Now here I am again some 38 years later, and I’m feeling the same. I always thought my feverish state back then was down to youthful naivety, but now realise it was The Damned. My friends keep getting the beers in but I’m rooted to the spot, beside myself with impatience and excitement. The 8:30 stage slot comes and goes, then someone says they’re on at 9:00. It’s exquisite torture. I’ve not felt this at a gig in years, I feel strange, why should it be? I don’t deserve somebody this great.
The moment finally comes, and keyboardist Monty Oxymoron, a freaky blend of Tiny Tim and Jeremy Clarkson, strolls on and dazzles us with some riff virtuosity, a comic prelude to the main event, then suddenly they’re there and I’m filled with excitement, awe and, yes joy. Because The Damned are fun, it’s like being at a great party. They’ve been doing it so long it’s effortless, but still so raw that it could fall apart any moment.
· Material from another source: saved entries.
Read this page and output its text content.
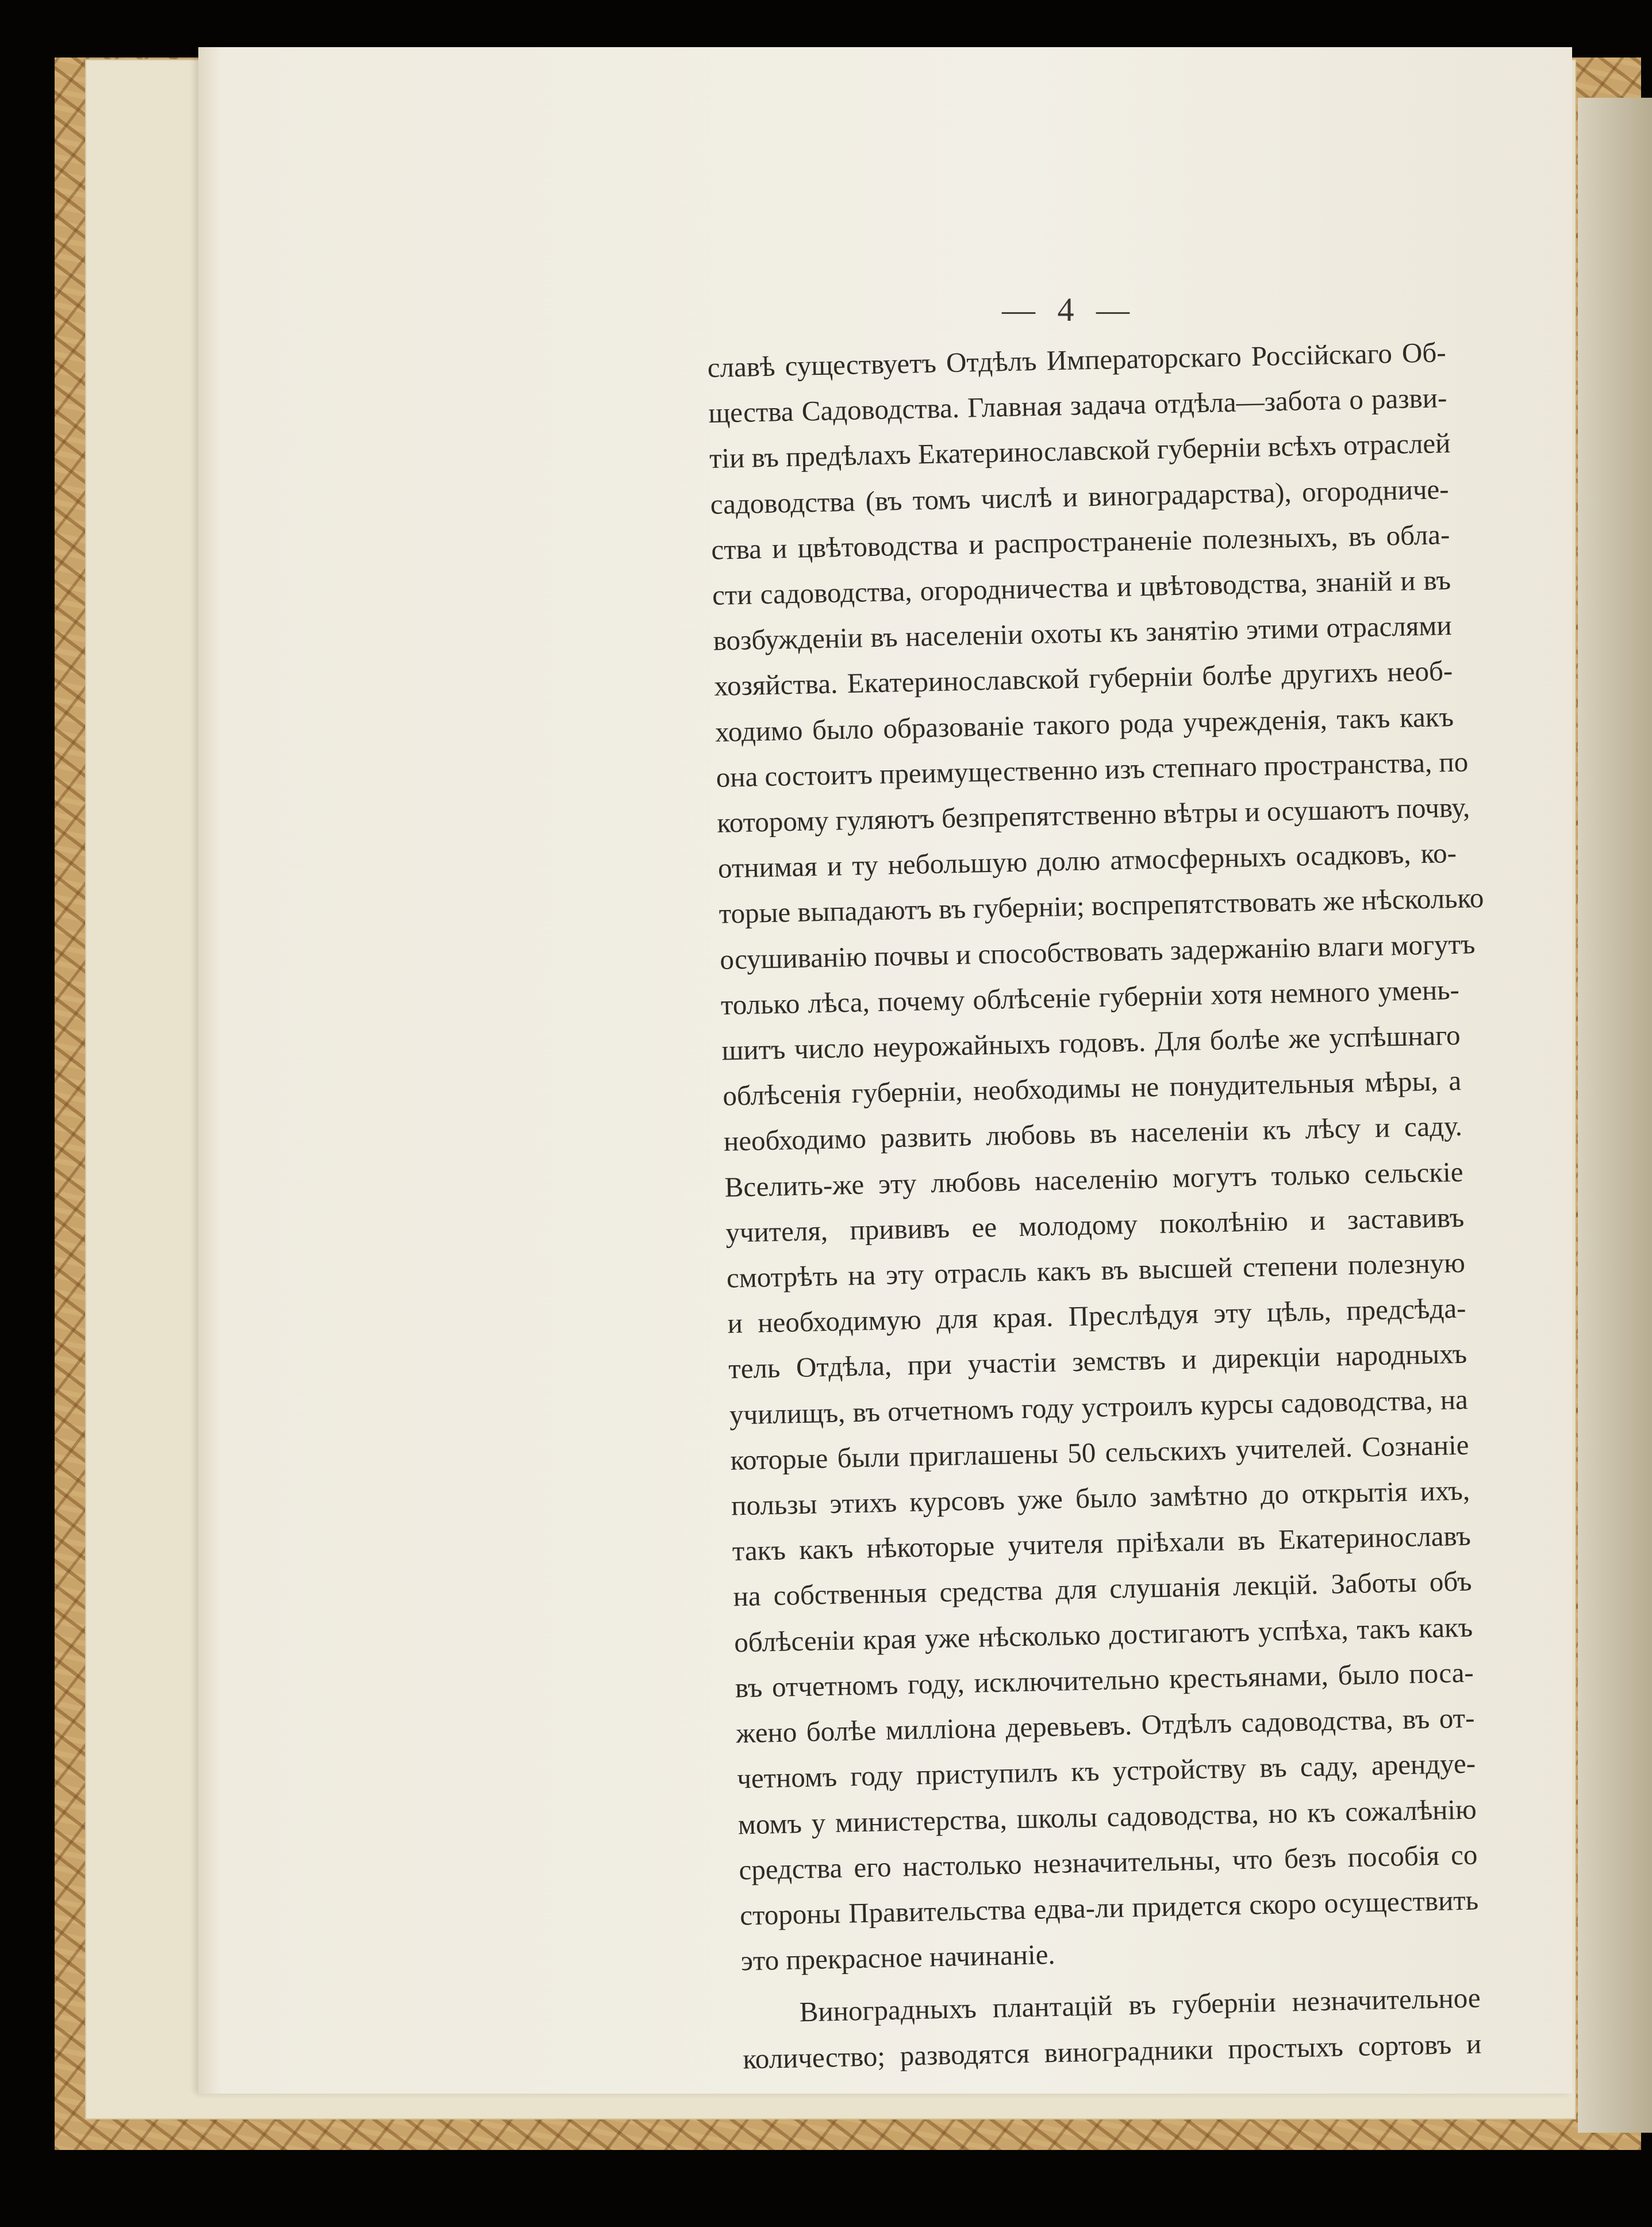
— 4 —
славѣ существуетъ Отдѣлъ Императорскаго Россійскаго Об-
щества Садоводства. Главная задача отдѣла—забота о разви-
тіи въ предѣлахъ Екатеринославской губерніи всѣхъ отраслей
садоводства (въ томъ числѣ и виноградарства), огородниче-
ства и цвѣтоводства и распространеніе полезныхъ, въ обла-
сти садоводства, огородничества и цвѣтоводства, знаній и въ
возбужденіи въ населеніи охоты къ занятію этими отраслями
хозяйства. Екатеринославской губерніи болѣе другихъ необ-
ходимо было образованіе такого рода учрежденія, такъ какъ
она состоитъ преимущественно изъ степнаго пространства, по
которому гуляютъ безпрепятственно вѣтры и осушаютъ почву,
отнимая и ту небольшую долю атмосферныхъ осадковъ, ко-
торые выпадаютъ въ губерніи; воспрепятствовать же нѣсколько
осушиванію почвы и способствовать задержанію влаги могутъ
только лѣса, почему облѣсеніе губерніи хотя немного умень-
шитъ число неурожайныхъ годовъ. Для болѣе же успѣшнаго
облѣсенія губерніи, необходимы не понудительныя мѣры, а
необходимо развить любовь въ населеніи къ лѣсу и саду.
Вселить-же эту любовь населенію могутъ только сельскіе
учителя, прививъ ее молодому поколѣнію и заставивъ
смотрѣть на эту отрасль какъ въ высшей степени полезную
и необходимую для края. Преслѣдуя эту цѣль, предсѣда-
тель Отдѣла, при участіи земствъ и дирекціи народныхъ
училищъ, въ отчетномъ году устроилъ курсы садоводства, на
которые были приглашены 50 сельскихъ учителей. Сознаніе
пользы этихъ курсовъ уже было замѣтно до открытія ихъ,
такъ какъ нѣкоторые учителя пріѣхали въ Екатеринославъ
на собственныя средства для слушанія лекцій. Заботы объ
облѣсеніи края уже нѣсколько достигаютъ успѣха, такъ какъ
въ отчетномъ году, исключительно крестьянами, было поса-
жено болѣе милліона деревьевъ. Отдѣлъ садоводства, въ от-
четномъ году приступилъ къ устройству въ саду, арендуе-
момъ у министерства, школы садоводства, но къ сожалѣнію
средства его настолько незначительны, что безъ пособія со
стороны Правительства едва-ли придется скоро осуществить
это прекрасное начинаніе.
Виноградныхъ плантацій въ губерніи незначительное
количество; разводятся виноградники простыхъ сортовъ и
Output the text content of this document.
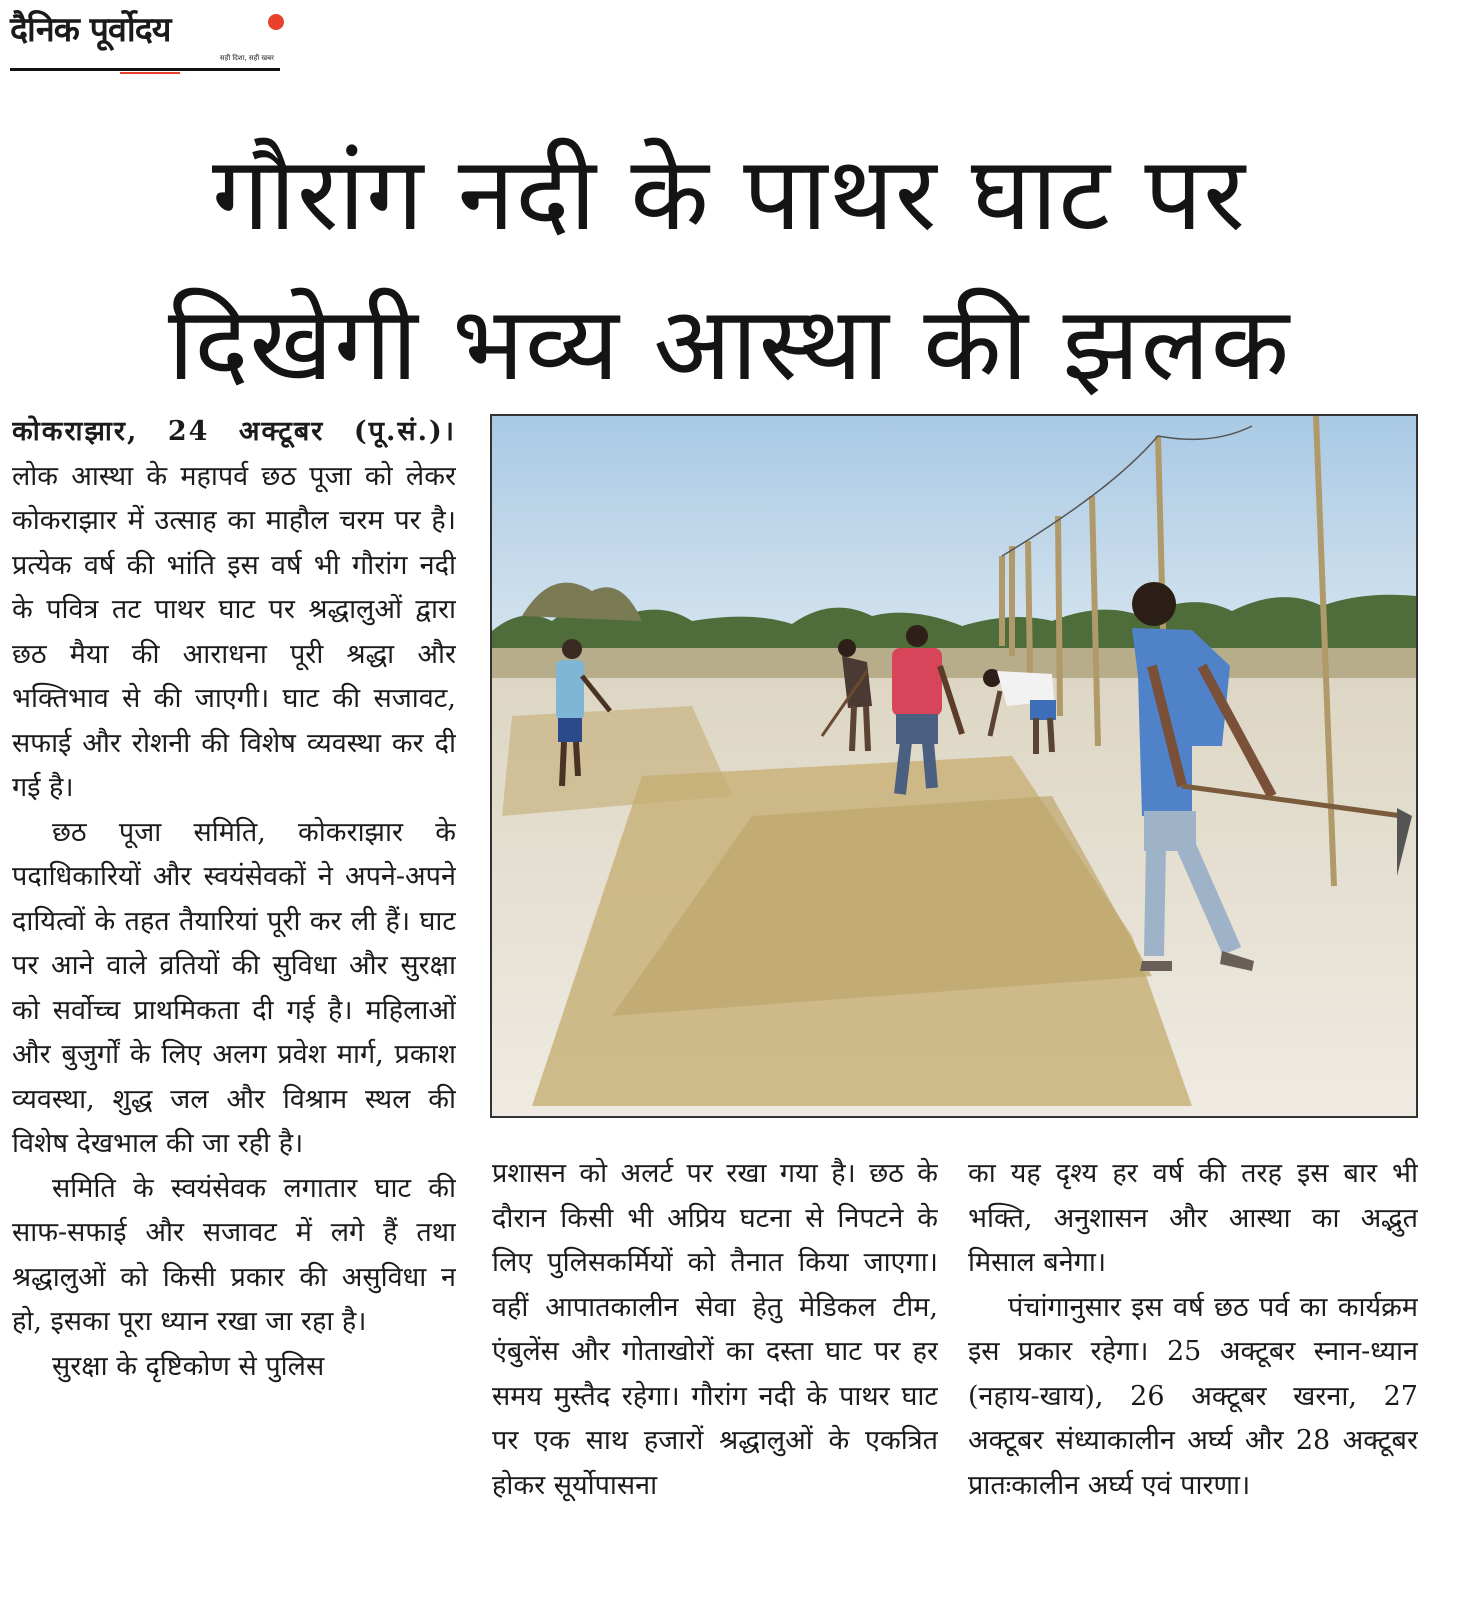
दैनिक पूर्वोदय
सही दिशा, सही खबर
गौरांग नदी के पाथर घाट पर
दिखेगी भव्य आस्था की झलक

कोकराझार, 24 अक्टूबर (पू.सं.)। लोक आस्था के महापर्व छठ पूजा को लेकर कोकराझार में उत्साह का माहौल चरम पर है। प्रत्येक वर्ष की भांति इस वर्ष भी गौरांग नदी के पवित्र तट पाथर घाट पर श्रद्धालुओं द्वारा छठ मैया की आराधना पूरी श्रद्धा और भक्तिभाव से की जाएगी। घाट की सजावट, सफाई और रोशनी की विशेष व्यवस्था कर दी गई है।

छठ पूजा समिति, कोकराझार के पदाधिकारियों और स्वयंसेवकों ने अपने-अपने दायित्वों के तहत तैयारियां पूरी कर ली हैं। घाट पर आने वाले व्रतियों की सुविधा और सुरक्षा को सर्वोच्च प्राथमिकता दी गई है। महिलाओं और बुजुर्गों के लिए अलग प्रवेश मार्ग, प्रकाश व्यवस्था, शुद्ध जल और विश्राम स्थल की विशेष देखभाल की जा रही है।

समिति के स्वयंसेवक लगातार घाट की साफ-सफाई और सजावट में लगे हैं तथा श्रद्धालुओं को किसी प्रकार की असुविधा न हो, इसका पूरा ध्यान रखा जा रहा है।

सुरक्षा के दृष्टिकोण से पुलिस

प्रशासन को अलर्ट पर रखा गया है। छठ के दौरान किसी भी अप्रिय घटना से निपटने के लिए पुलिसकर्मियों को तैनात किया जाएगा। वहीं आपातकालीन सेवा हेतु मेडिकल टीम, एंबुलेंस और गोताखोरों का दस्ता घाट पर हर समय मुस्तैद रहेगा। गौरांग नदी के पाथर घाट पर एक साथ हजारों श्रद्धालुओं के एकत्रित होकर सूर्योपासना

का यह दृश्य हर वर्ष की तरह इस बार भी भक्ति, अनुशासन और आस्था का अद्भुत मिसाल बनेगा।

पंचांगानुसार इस वर्ष छठ पर्व का कार्यक्रम इस प्रकार रहेगा। 25 अक्टूबर स्नान-ध्यान (नहाय-खाय), 26 अक्टूबर खरना, 27 अक्टूबर संध्याकालीन अर्घ्य और 28 अक्टूबर प्रातःकालीन अर्घ्य एवं पारणा।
Captain Sensible could mesmerise a room on his own, but he has Dave Vanian by his side, a man who strolled off with the ‘Coolest Frontman in Rock & Roll’ award the day he first picked up a microphone.
‘Wait For the Blackout’ is the opener, then it’s tune after tune after tune. For an overlooked fact about them is they are masters of melody, and have dabbled with psychedelia, garage, pop, and grandiose orchestration, whilst equally still more than able to pummel you to death with Punk classics like ‘New Rose’ and ‘Neat Neat Neat’.
Every song is a winner, dipping into their vast back catalogue, impeccably played but with banter and high jinks in-between. ‘Dr Jekyll and Mr Hyde’, ‘Fan Club’ , ‘Antipope’, ‘I Just Can’t Be Happy Today’, the list goes on, as well as a couple of tracks from the excellent new album ‘Evil Spirits’.
Drummer Pinch announces it’s the best gig of the tour so far…unless they somehow manage to fuck it up at the last minute. Typical Damned, irreverent, incendiary at times and inclusive; these guys could be your mates, but equally they feel like the last remaining link to a time when music battered you senseless, singed off your eyebrows and left you roaring and ecstatic and glad to be alive.